In a significant announcement on Tuesday, British Prime Minister Theresa May said that heterosexual couples in England and Wales will also be given right to enter into civil partnerships rather than marriage.
The announcement means that unmarried couples and their families will now have greater security as the move will also address the ‘imbalance’ that allows same-sex couples to enter a civil partnership or get married – a choice denied to heterosexual couples, said a BBC report.
The British government’s announcement has after the current system was found in June to be in breach of European law.
The British Supreme Court unanimously ruled in favour of 37-year-old Rebecca Steinfeld and 41-year-old Charles Keidan from London, who launched their own legal bid to be allowed to have a civil partnership. The couple, who have two young daughters, were prevented from having the union because the Civil Partnership Act 2004 said only same-sex couples were eligible.
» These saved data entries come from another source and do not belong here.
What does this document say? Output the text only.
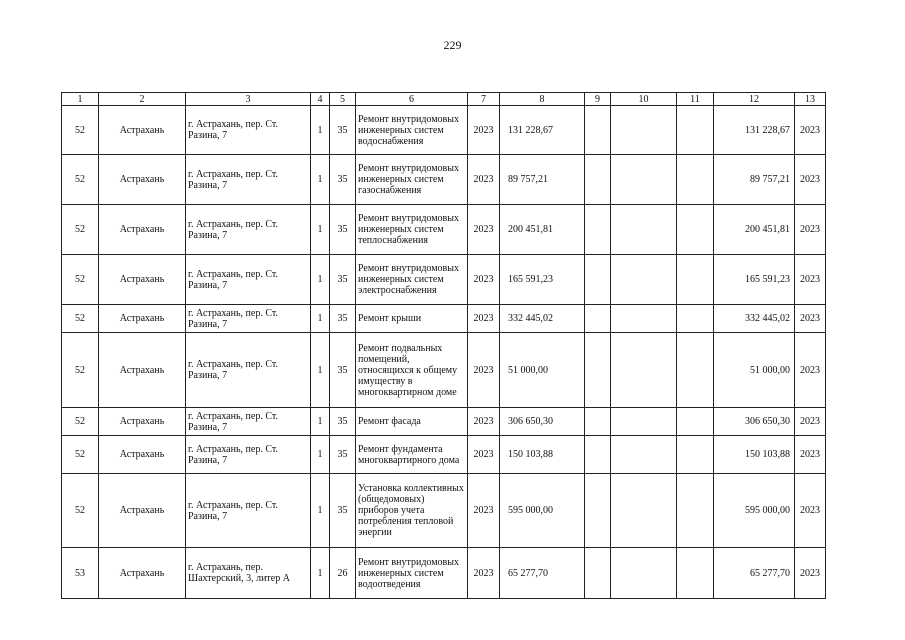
229
1	2	3	4	5	6	7	8	9	10	11	12	13
52	Астрахань	г. Астрахань, пер. Ст. Разина, 7	1	35	Ремонт внутридомовых инженерных систем водоснабжения	2023	131 228,67				131 228,67	2023
52	Астрахань	г. Астрахань, пер. Ст. Разина, 7	1	35	Ремонт внутридомовых инженерных систем газоснабжения	2023	89 757,21				89 757,21	2023
52	Астрахань	г. Астрахань, пер. Ст. Разина, 7	1	35	Ремонт внутридомовых инженерных систем теплоснабжения	2023	200 451,81				200 451,81	2023
52	Астрахань	г. Астрахань, пер. Ст. Разина, 7	1	35	Ремонт внутридомовых инженерных систем электроснабжения	2023	165 591,23				165 591,23	2023
52	Астрахань	г. Астрахань, пер. Ст. Разина, 7	1	35	Ремонт крыши	2023	332 445,02				332 445,02	2023
52	Астрахань	г. Астрахань, пер. Ст. Разина, 7	1	35	Ремонт подвальных помещений, относящихся к общему имуществу в многоквартирном доме	2023	51 000,00				51 000,00	2023
52	Астрахань	г. Астрахань, пер. Ст. Разина, 7	1	35	Ремонт фасада	2023	306 650,30				306 650,30	2023
52	Астрахань	г. Астрахань, пер. Ст. Разина, 7	1	35	Ремонт фундамента многоквартирного дома	2023	150 103,88				150 103,88	2023
52	Астрахань	г. Астрахань, пер. Ст. Разина, 7	1	35	Установка коллективных (общедомовых) приборов учета потребления тепловой энергии	2023	595 000,00				595 000,00	2023
53	Астрахань	г. Астрахань, пер. Шахтерский, 3, литер А	1	26	Ремонт внутридомовых инженерных систем водоотведения	2023	65 277,70				65 277,70	2023
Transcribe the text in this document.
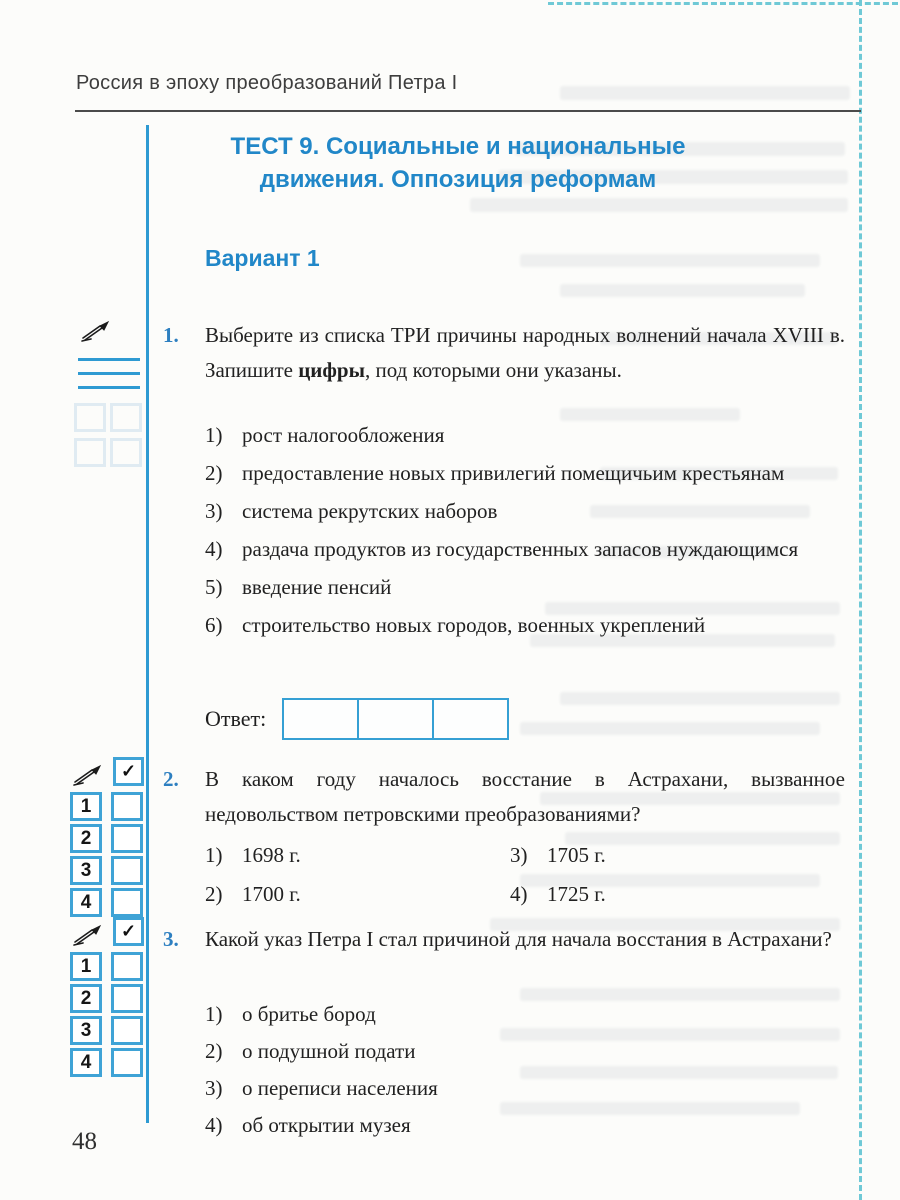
Россия в эпоху преобразований Петра I
ТЕСТ 9. Социальные и национальные
движения. Оппозиция реформам
Вариант 1
1.	Выберите из списка ТРИ причины народных волнений начала XVIII в. Запишите цифры, под которыми они указаны.

1) рост налогообложения
2) предоставление новых привилегий помещичьим крестьянам
3) система рекрутских наборов
4) раздача продуктов из государственных запасов нуждающимся
5) введение пенсий
6) строительство новых городов, военных укреплений
Ответ:
2.	В каком году началось восстание в Астрахани, вызванное недовольством петровскими преобразованиями?

1) 1698 г.	3) 1705 г.
2) 1700 г.	4) 1725 г.
3.	Какой указ Петра I стал причиной для начала восстания в Астрахани?

1) о бритье бород
2) о подушной подати
3) о переписи населения
4) об открытии музея
✓
1
2
3
4
✓
1
2
3
4
48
“This change in the law helps protect the interests of opposite-sex couples who want to commit, want to formalise their relationship but don’t necessarily want to get married. As home secretary, I was proud to sponsor the legislation that created equal marriage.
“Now, by extending civil partnerships, we are making sure that all couples, be they same-sex or opposite-sex, are given the same choices in life,” May was quoted by London’s Sky News.
There are over 3.3 million unmarried couple families in the UK living together with shared financial responsibilities and nearly half of them with children. These households do not have the same legal protections as those who have a civil partnership or marriage.
The chair of the Equal Civil Partnerships campaign, Martin Loat, was quoted by Guardian website, “It’s great news but let’s get on with it. What’s missing in the announcement is a timeline.”